Workshop for influencers: How to Grow Your Audience and Protect Data

Workshop for influencers: How to Grow Your Audience, Protect Data and Prevent Hate Speech

Workshop for influencers: How to Grow Your Audience and Protect Data

Workshop for young influencers from the Western Balkans.

The “Balkans Voices” three-day workshop for young influencers, podcasters and bloggers from Albania, BiH, Montenegro, Kosovo, Serbia and North Macedonia ended on Friday in Sarajevo. The goal of the workshop, organised by Mediacentar Sarajevo as part of a programme led by Canal France International and supported by the French Ministry for Europe and Foreign Affairs, was to offer skills and knowledge to young influencers focusing on important social subjects that will help them reach a greater audience, but also protect their data and prevent hate speech in the comments section.

The first part of the workshop was dedicated to grasping current market trends and the diversity of marketing styles and strategies, and the participants learned the basics of market research, as well as understanding the audience and competitors.

This was the most useful part of the workshop for IT professor Mehdija Adrović from Berane. Mehdija runs his school’s webpage and social networks profiles, and the workshop gave him several ideas.

“The first part of the workshop – how to reach your audience – will be most helpful to me. Considering the situation in our municipality, we always have problems with student enrolment and we have to find a way to reach them, get the information to the parents. I learned a few tricks on how to measure your audience and how interesting we are. I’ve already had a few ideas, maybe we will start a student magazine or radio, maybe even a podcast in which we will talk about the opportunities for young people in Montenegro and the region,” says Adrović.

How to finance projects?

The participants heard from Zlatko Ganić, a digital media expert, about consumer habits that indicate the current and new trends on new media platforms.
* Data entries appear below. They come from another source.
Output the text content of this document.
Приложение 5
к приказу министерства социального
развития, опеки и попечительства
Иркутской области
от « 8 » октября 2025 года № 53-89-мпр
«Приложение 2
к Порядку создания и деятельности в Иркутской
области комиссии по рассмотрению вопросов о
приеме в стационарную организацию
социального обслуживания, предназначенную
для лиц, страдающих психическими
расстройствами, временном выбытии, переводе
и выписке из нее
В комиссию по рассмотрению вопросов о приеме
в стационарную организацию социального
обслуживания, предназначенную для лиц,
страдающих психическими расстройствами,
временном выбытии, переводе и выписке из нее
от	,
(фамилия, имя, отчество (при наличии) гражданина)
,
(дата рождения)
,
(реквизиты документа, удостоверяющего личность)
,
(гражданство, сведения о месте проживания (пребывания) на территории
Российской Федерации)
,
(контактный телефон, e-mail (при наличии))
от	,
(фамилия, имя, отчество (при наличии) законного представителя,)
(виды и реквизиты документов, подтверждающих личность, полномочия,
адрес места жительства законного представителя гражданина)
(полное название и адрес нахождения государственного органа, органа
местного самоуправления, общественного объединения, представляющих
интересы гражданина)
This module was designed to help the participants understand how to finance their projects. This is exactly what many of them need most.

Aleksandar Lazovski, a 26-year-old podcaster from Skopje, is a social entrepreneur. He is the head of a SmartUp focused on social innovations, education on climate change and public sector innovations.

He attended the workshop for a new project he has started – the podcast “Word-Two” in which he interviews people he meets in the streets and talks with them about important subjects such as mental health.

“I started the podcast three months ago. I was sitting in the park and realised that I want to step outside my comfort zone because COVID prevented me from meeting new people or talking with people outside my bubble. I decided to speak with people I just met the same day. I made one episode and it became viral in North Macedonia,” Lazovski says.

The main topic of his conversations is a positive mental attitude. He asks his guests about the last positive thing that happened to them.

“During the coronavirus pandemic, young people struggled a lot because we were cooped up in our houses, we could not be social. Mental health has been a major issue over the past two years, I think young people need inspiration, and my podcast showed me that we are not very different,” Lazovski added.

He does not lack ideas and he has an audience, but he came to Sarajevo to learn how to improve his podcast, as well as reach new sponsors and partners because he feels it is currently a bit amateurish.

“That is why I came here to learn some tricks to make my podcast a serious project. I want this project to be long-term…” added Lazovski.

Visual identity as the key

When marketing their products, influencers, bloggers and podcasters alike have to have a visual identity. Young people had the opportunity to learn about it from the world-renowned, award-winning photographer Damir Šagolj, Pulitzer Prize and World Press Photo winner.

“I am sure that, for people who are trying to get someone’s attention and be loved and noticed, not just photography, but the full visual content of their creation is crucial for their activity or ambition to reach the level we want them to,” advised Šagolj.

In the age of smartphones, all it takes is a press of a button, and you have a photograph. Quality content, however, requires knowledge of certain rules. During his lecture, Šagolj explained to the participants what those rules are.

“The rules of composition, the rule of taking the picture at the right time, all of this is essentially how the human brain and people want to see visual content and photographs. They need to be pleasant, balanced; the objects need to be laid out in a way that feels good to the human eye,” Šagolj emphasised.

He also adds that a photograph’s effect increases if the elements of composition and emotion are respected, rather than worrying about the number of pixels and effects.

Journalistic ethics for influencers

The basics of journalism and journalistic ethics can help young influencers create socially responsible content, which was the subject of TV host Jasmina Kos’s lecture. Speaker Maja Ćalović introduced the participants to security issues on social networks, while psychologist Mirjana Gavrić presented the techniques for protection from online pressures and harassment that influencers on social networks often face.

The digital media programme “Balkans Voices” is implemented by Canal France International in cooperation with Mediacentar Sarajevo, the Albanian Media Institute, the Montenegrin Media Institute, the Macedonian Institute for Media, the Novi Sad School of Journalism, and the Foundation for information, Media, Dialogue and Education KosovaLive.

This was the second workshop organised as part of the “Balkans voices” project, with two more planned in the programme.